Object-Based Rendering of Sound Scenes Captured with Multiple Ambisonic Receivers

Abstract

This article proposes a system for object-based six-degrees-of-freedom (6DoF) rendering of spatial sound scenes that are captured using a distributed arrangement of multiple Ambisonic receivers. The approach is based on first identifying and tracking the positions of sound sources within the scene, followed by the isolation of their signals through the use of beamformers. These sound objects are subsequently spatialized over the target playback setup, with respect to both the head orientation and position of the listener. The diffuse ambience of the scene is rendered separately by first spatially subtracting the source signals from the receivers located nearest to the listener position. The resultant residual Ambisonic signals are then spatialized, decorrelated, and summed together with suitable interpolation weights. The proposed system is evaluated through an in situ listening test conducted in 6DoF virtual reality, whereby real-world sound sources are compared with the auralization achieved through the proposed rendering method. The results of 15 participants suggest that in comparison to a linear interpolation-based alternative, the proposed object-based approach is perceived as being more realistic.

Paper

The open-access paper can be downloaded from here.
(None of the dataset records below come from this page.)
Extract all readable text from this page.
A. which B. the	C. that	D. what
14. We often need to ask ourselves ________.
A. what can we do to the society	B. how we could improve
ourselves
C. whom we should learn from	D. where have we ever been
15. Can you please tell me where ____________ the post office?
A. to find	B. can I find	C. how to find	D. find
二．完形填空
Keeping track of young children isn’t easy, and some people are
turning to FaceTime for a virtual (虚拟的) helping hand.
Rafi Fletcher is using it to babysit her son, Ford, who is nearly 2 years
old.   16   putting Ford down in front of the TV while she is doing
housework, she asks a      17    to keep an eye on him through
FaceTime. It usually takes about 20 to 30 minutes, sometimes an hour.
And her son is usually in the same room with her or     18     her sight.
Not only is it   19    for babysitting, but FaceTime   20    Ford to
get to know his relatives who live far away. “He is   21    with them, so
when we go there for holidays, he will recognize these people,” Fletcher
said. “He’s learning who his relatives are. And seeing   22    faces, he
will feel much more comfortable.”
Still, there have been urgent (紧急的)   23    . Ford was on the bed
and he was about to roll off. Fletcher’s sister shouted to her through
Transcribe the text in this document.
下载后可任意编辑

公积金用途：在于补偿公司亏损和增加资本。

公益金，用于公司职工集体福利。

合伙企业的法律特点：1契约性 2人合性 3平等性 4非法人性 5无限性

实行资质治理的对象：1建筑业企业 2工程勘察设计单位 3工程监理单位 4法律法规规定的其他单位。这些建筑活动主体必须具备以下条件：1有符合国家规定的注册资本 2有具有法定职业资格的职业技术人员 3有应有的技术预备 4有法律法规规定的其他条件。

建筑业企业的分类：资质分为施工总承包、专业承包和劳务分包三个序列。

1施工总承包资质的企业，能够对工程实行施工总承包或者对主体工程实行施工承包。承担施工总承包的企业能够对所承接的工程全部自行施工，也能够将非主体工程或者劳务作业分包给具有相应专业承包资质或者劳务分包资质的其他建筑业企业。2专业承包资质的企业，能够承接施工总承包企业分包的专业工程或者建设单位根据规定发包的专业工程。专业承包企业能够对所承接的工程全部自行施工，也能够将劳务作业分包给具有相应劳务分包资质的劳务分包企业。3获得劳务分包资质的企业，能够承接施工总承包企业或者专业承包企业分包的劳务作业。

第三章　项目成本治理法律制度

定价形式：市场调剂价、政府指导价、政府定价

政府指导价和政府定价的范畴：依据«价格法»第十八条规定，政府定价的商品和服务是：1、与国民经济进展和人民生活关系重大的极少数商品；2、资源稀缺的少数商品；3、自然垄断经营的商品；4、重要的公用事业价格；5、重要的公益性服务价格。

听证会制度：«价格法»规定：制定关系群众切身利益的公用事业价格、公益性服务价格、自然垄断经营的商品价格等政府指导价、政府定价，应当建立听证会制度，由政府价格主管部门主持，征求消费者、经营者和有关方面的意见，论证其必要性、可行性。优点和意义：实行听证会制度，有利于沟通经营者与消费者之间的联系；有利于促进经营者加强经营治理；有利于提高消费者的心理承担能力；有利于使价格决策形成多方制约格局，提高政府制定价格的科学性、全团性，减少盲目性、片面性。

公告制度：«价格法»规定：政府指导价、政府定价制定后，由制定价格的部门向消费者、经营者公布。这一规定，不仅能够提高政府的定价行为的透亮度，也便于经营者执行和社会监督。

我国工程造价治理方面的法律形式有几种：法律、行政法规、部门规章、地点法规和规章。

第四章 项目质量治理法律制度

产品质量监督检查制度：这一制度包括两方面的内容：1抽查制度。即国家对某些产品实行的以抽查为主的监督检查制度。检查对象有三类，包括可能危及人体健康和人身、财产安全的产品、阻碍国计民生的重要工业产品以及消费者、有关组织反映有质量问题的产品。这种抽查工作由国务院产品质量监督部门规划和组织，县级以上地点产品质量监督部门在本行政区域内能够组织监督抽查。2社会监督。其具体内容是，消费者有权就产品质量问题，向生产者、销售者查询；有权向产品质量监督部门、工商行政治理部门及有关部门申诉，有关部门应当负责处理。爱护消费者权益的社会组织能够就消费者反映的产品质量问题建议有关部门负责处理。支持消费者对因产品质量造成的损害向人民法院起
The developed audio plug-in

A VST audio plug-in was developed to demonstrate and evaluate the proposed 6DoF rendering method, which is installed alongside the SPARTA plug-in suite. More information regarding the developed system may be found in the paper, and also from here.

Note that the specific version of the plug-in used for the paper evaluation can be found in the SPARTA installer version 1.5.2. Additionally, a preset is included in the plug-in, which configures the plug-in with the same parameter values as used during the formal evaluations.

Listening test evaluation files

An example REAPER project my be found here, which is based on the spatial room impulse response dataset released here. The project contains all of the simulated microphone array recordings used for the evaluation described in the paper, which are being binaurally rendered by the developed VST audio-plugin. The project also serves as a demonstration of the developed system. When the tracker is set to Enabled, then the rendering is as described by the parT test case in the paper, whereas, when it is disabled, the system instead renders the audio as described by the par test case in the paper. Setting the Decode Balance to 0 instead provides what is described as the lin test case in the paper.

Note that the REAPER project includes simulated microphone array recordings for when the variable acoustics room was configured for three different acoustics, which are denoted as: 0pc, 50pc, or 100pc absorption enabled. In the paper evaluation, the 100pc absorption enabled variants were selected for the formal listening tests. However, the other configurations may also provide further informal insights by the curious reader.